Dans son article, Jacqueline Covaci examine le principe d'immédiateté dans l'enregistrement des preuves personnelles (Personalbeweise), qui permet au juge pénal de première instance, mais aussi celui de deuxième instance, d'interroger personnellement une partie ou un témoin déjà entendu, lorsque la connaissance directe de la preuve apparaît nécessaire à la formation du jugement. Dans ce contexte, l'auteure explore des réflexions sur la psychologie des témoins, telles que l'évaluation de la crédibilité d'une partie ou d'un témoin, la question de savoir s'il est conseillé d'interroger personnellement les parties ou d'autres participants au procès de nombreuses années après les événements ou en vue de protéger la victime. Ce faisant, elle souligne également l'importance de l'enregistrement audio de l’audition, qui peut sans aucun doute être un atout pour le juge dans la libre appréciation des preuves et la recherche de la vérité.

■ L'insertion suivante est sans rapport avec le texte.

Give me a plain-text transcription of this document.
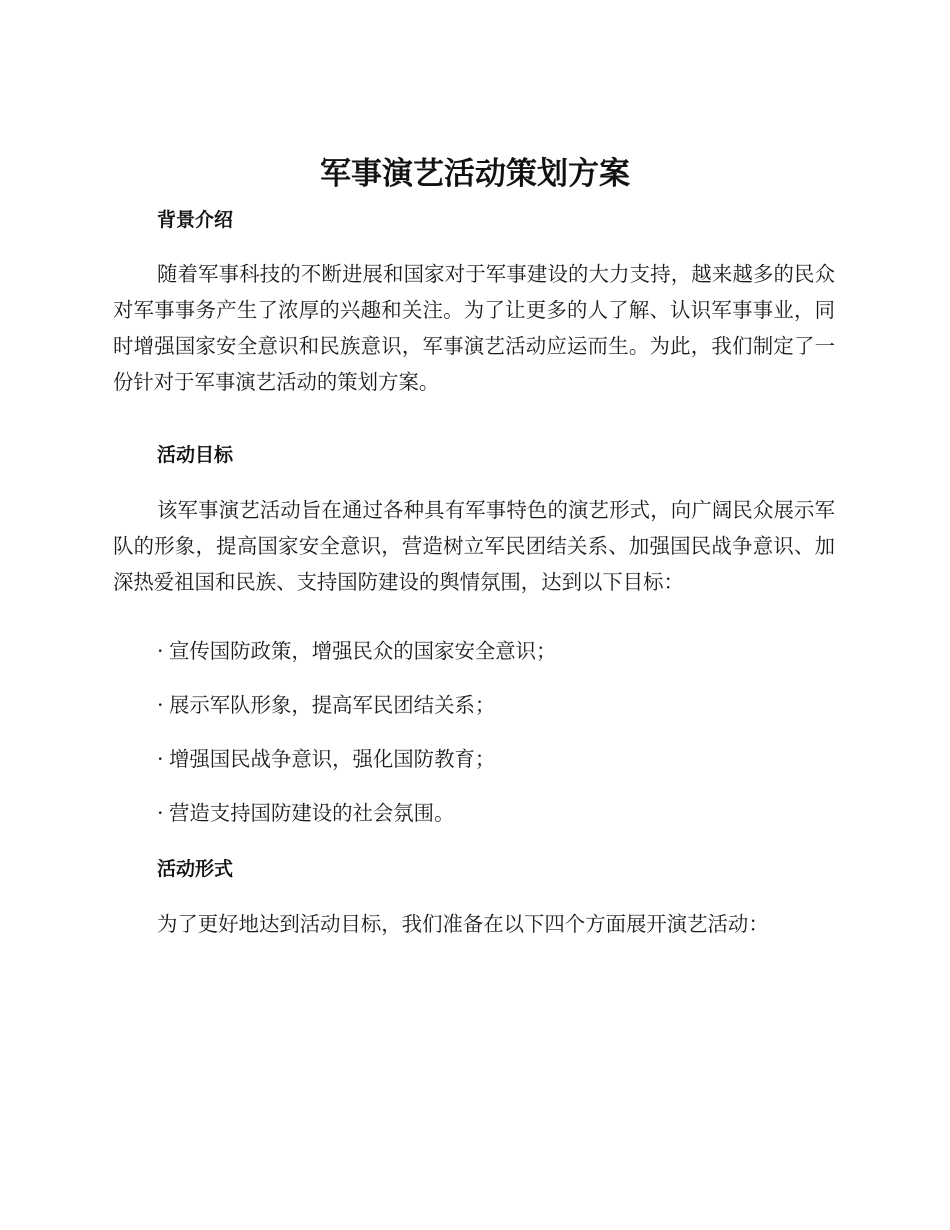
军事演艺活动策划方案
背景介绍
随着军事科技的不断进展和国家对于军事建设的大力支持，越来越多的民众对军事事务产生了浓厚的兴趣和关注。为了让更多的人了解、认识军事事业，同时增强国家安全意识和民族意识，军事演艺活动应运而生。为此，我们制定了一份针对于军事演艺活动的策划方案。
活动目标
该军事演艺活动旨在通过各种具有军事特色的演艺形式，向广阔民众展示军队的形象，提高国家安全意识，营造树立军民团结关系、加强国民战争意识、加深热爱祖国和民族、支持国防建设的舆情氛围，达到以下目标：
· 宣传国防政策，增强民众的国家安全意识；
· 展示军队形象，提高军民团结关系；
· 增强国民战争意识，强化国防教育；
· 营造支持国防建设的社会氛围。
活动形式
为了更好地达到活动目标，我们准备在以下四个方面展开演艺活动：
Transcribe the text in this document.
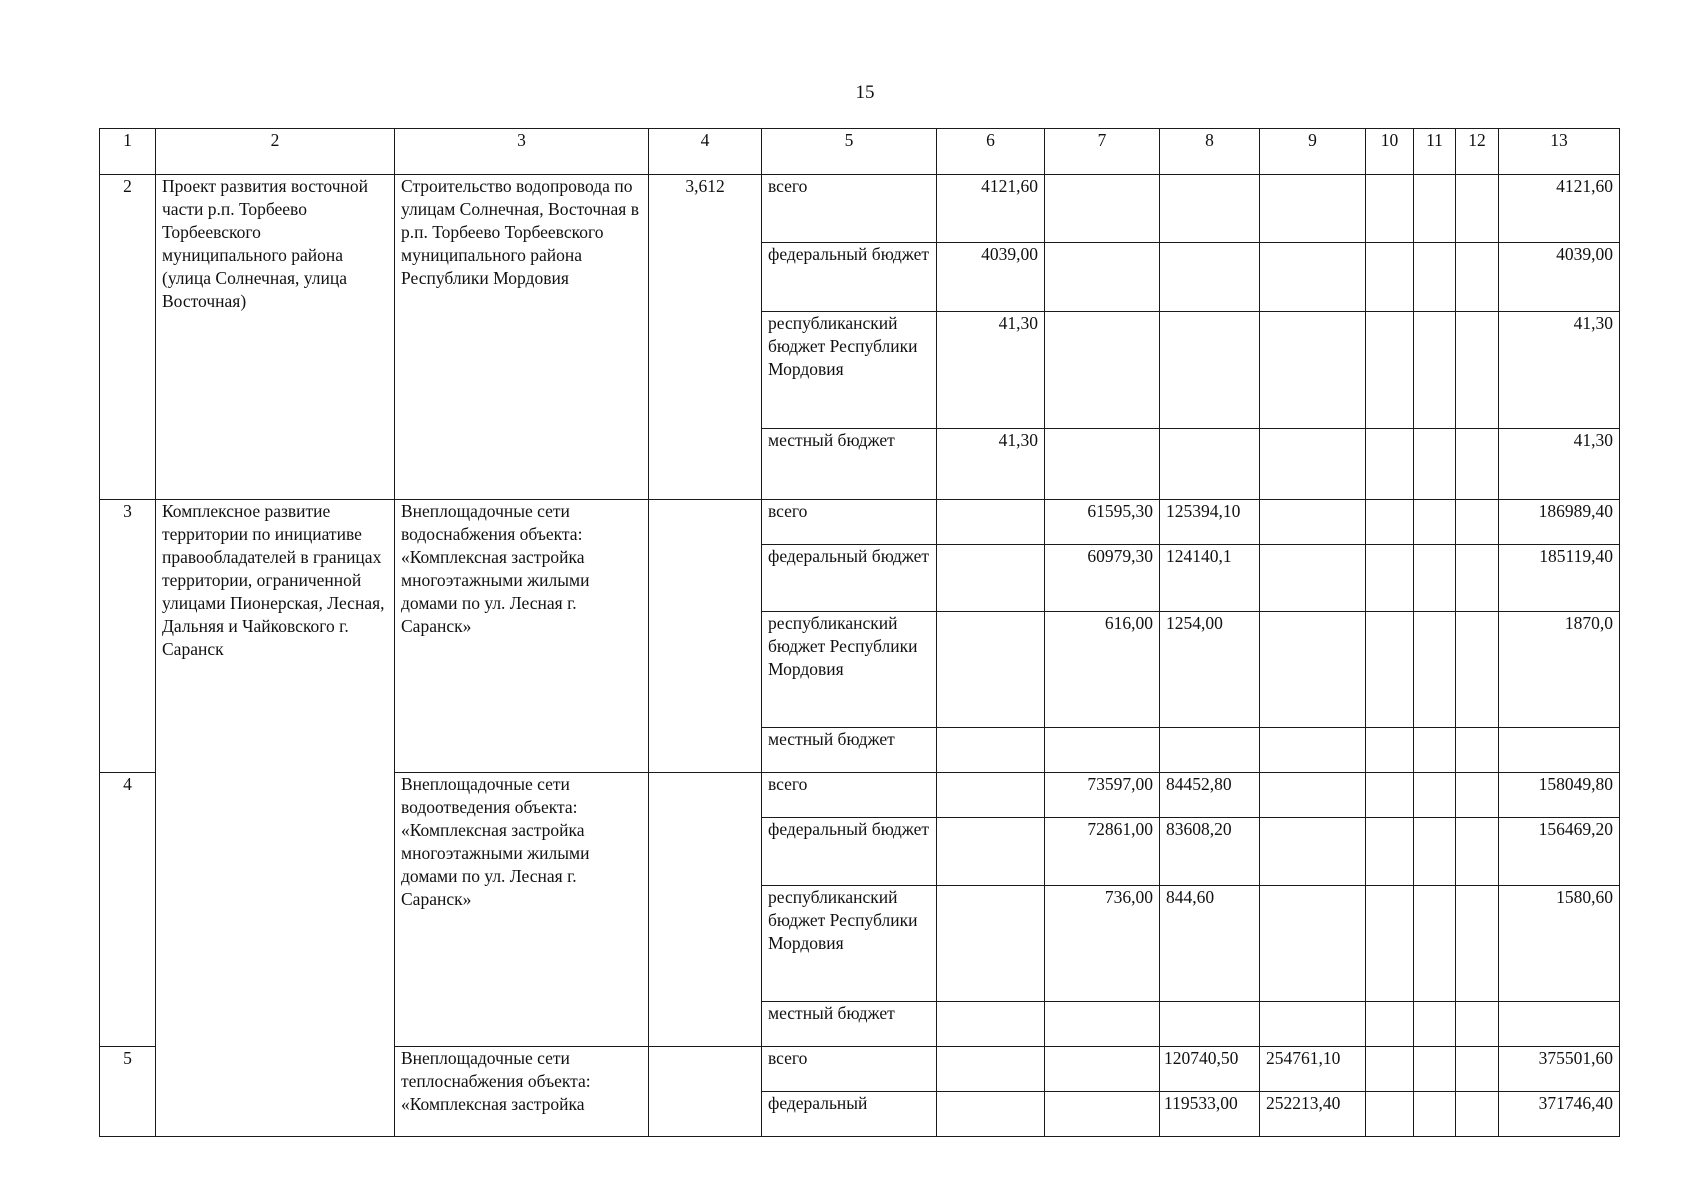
15
1	2	3	4	5	6	7	8	9	10	11	12	13
2	Проект развития восточной части р.п. Торбеево Торбеевского муниципального района (улица Солнечная, улица Восточная)	Строительство водопровода по улицам Солнечная, Восточная в р.п. Торбеево Торбеевского муниципального района Республики Мордовия	3,612	всего	4121,60							4121,60
				федеральный бюджет	4039,00							4039,00
				республиканский бюджет Республики Мордовия	41,30							41,30
				местный бюджет	41,30							41,30
3	Комплексное развитие территории по инициативе правообладателей в границах территории, ограниченной улицами Пионерская, Лесная, Дальняя и Чайковского г. Саранск	Внеплощадочные сети водоснабжения объекта: «Комплексная застройка многоэтажными жилыми домами по ул. Лесная г. Саранск»		всего		61595,30	125394,10					186989,40
				федеральный бюджет		60979,30	124140,1					185119,40
				республиканский бюджет Республики Мордовия		616,00	1254,00					1870,0
				местный бюджет								
4		Внеплощадочные сети водоотведения объекта: «Комплексная застройка многоэтажными жилыми домами по ул. Лесная г. Саранск»		всего		73597,00	84452,80					158049,80
				федеральный бюджет		72861,00	83608,20					156469,20
				республиканский бюджет Республики Мордовия		736,00	844,60					1580,60
				местный бюджет								
5		Внеплощадочные сети теплоснабжения объекта: «Комплексная застройка		всего			120740,50	254761,10				375501,60
				федеральный			119533,00	252213,40				371746,40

Peter Zihlmann analyse dans son essai, à partir de quelques œuvres choisies parmi la littérature occidentale des 250 dernières années, la vision des écrivains sur les juges et soulève la question intéressante de savoir ce que ces images pourraient nous dire dans notre culture juridique actuelle.
Depuis l'Allemagne voisine, Roland Kempfle nous informe sur les problèmes des actions collectives (Massenverfahren), dont la charge sur le système judiciaire allemand augmente tellement qu'elle représente un risque pour l'Etat de droit, la santé mentale et la motivation des employés du système judiciaire. Le groupe de travail ainsi mis en place par l'Association des juges allemands et présidé par l'auteur a donc élaboré des recommandations, résumées dans la contribution, qui ont été accueillies favorablement par les politiques, qui s'activent pour trouver des solutions, notamment en augmentant le nombre d'emplois dans la magistrature.
En Autriche aussi, la pression exercée par les associations de magistrats a porté ses fruits, à tel point qu'une augmentation de plusieurs postes parmi les juges, les procureurs et les autres employés du système judiciaire est prévue pour 2023. Néanmoins, les postes supplémentaires ne seront pas pourvus partout, faute d'un nombre suffisant de candidats qualifiés. Notre correspondante en Autriche, Yvonne Summer, explique la situation qui s'est créée et les problèmes actuels auxquels deux groupes de travail vont tenter d'apporter des solutions.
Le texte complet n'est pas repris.